Although a third of the world’s deserts are covered with sand, there has been very little research into these ergs, as sand-covered desert areas are, oddly, called—probably because it’s hard to travel there or even reach many of them, and at that point it’s very slow going to make much physical progress. Bagnold changed that with his still-definitive book, published in 1941, The Physics of Blown Sand and Desert Dunes, which is every bit as tedious as it sounds. After the first two or three chapters I discovered that it is not a page-turner, despite the Amazon five-star rating that lured me to purchase it. But no one to this day has improved on its revelations. Bagnold used wind-tunnel experiments to predict sand movement and confirmed these expectations with extensive observations in the Libyan desert.
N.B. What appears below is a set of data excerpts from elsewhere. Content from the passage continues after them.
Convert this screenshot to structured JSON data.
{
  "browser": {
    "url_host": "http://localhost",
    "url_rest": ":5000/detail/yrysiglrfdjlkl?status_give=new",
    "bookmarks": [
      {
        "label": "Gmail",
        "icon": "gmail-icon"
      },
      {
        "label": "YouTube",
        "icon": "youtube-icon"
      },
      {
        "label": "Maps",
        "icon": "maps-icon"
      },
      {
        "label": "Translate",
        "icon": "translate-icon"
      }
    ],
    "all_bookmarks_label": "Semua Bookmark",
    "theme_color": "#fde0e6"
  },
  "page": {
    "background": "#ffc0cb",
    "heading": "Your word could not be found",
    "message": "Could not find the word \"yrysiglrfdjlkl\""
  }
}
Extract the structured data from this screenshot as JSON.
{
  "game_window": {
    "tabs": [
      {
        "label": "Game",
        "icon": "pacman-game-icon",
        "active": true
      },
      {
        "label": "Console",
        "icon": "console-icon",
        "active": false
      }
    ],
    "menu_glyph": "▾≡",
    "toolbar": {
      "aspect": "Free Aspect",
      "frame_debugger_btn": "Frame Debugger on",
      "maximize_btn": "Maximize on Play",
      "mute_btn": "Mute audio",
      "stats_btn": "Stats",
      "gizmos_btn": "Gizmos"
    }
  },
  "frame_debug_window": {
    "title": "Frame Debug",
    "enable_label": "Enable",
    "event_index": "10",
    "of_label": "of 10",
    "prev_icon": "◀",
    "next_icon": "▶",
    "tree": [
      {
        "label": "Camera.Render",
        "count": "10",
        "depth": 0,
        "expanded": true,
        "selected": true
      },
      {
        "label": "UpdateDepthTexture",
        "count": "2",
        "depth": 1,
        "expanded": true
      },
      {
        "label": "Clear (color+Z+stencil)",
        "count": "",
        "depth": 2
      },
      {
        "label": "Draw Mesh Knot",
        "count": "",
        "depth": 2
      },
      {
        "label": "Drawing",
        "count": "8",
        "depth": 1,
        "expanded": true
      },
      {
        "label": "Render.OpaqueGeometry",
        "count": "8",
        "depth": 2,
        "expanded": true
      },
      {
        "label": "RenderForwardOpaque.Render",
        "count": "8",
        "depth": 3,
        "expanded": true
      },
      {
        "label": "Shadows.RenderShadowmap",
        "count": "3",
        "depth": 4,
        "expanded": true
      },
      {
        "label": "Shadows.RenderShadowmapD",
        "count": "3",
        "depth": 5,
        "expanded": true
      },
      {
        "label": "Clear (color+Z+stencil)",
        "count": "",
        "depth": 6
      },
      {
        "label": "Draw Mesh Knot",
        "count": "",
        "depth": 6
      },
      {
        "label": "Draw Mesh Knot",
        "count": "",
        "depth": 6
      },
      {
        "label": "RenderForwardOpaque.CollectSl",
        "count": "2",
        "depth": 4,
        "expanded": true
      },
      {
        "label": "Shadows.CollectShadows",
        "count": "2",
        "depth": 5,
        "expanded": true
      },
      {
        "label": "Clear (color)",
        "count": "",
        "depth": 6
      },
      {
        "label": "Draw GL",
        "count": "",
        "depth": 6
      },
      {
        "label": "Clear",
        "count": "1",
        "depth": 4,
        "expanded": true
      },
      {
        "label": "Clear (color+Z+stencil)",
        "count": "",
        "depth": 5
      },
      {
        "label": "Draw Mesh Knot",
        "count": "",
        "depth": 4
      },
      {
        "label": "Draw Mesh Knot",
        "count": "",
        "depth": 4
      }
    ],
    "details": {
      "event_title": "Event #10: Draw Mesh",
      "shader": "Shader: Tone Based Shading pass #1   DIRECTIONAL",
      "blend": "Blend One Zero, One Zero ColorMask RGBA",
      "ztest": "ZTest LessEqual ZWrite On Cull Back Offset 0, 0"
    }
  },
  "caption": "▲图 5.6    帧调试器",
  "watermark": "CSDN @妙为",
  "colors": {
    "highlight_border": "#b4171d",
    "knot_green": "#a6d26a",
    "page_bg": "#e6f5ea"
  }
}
Basically, sand is characterized by its size rather than its composition. Bagnold defines sand as any particle between 0.02 millimeter and 1.0 millimeter in diameter, although later experts generously expanded the upper range by more than 50 percent, to 1.6 millimeters—a fifteenth of an inch. Size matters, because sand is defined as consisting of grains small enough to be moved by the wind but too heavy to remain in suspension in the air, as dust and silt do. Particles too heavy to be blown by wind are classified as pebbles or gravel. If it’s smaller than a thousandth of a millimeter, a particle essentially remains suspended in the atmosphere and scarcely falls at all. But then it’s called smoke or dust, not sand. It’s not rocket science.
Although sand can be composed of nearly anything, most of it is quartz, essentially because quartz is common and, Bagnold explained, “resistant to both mechanical and chemical breakup into smaller sizes.”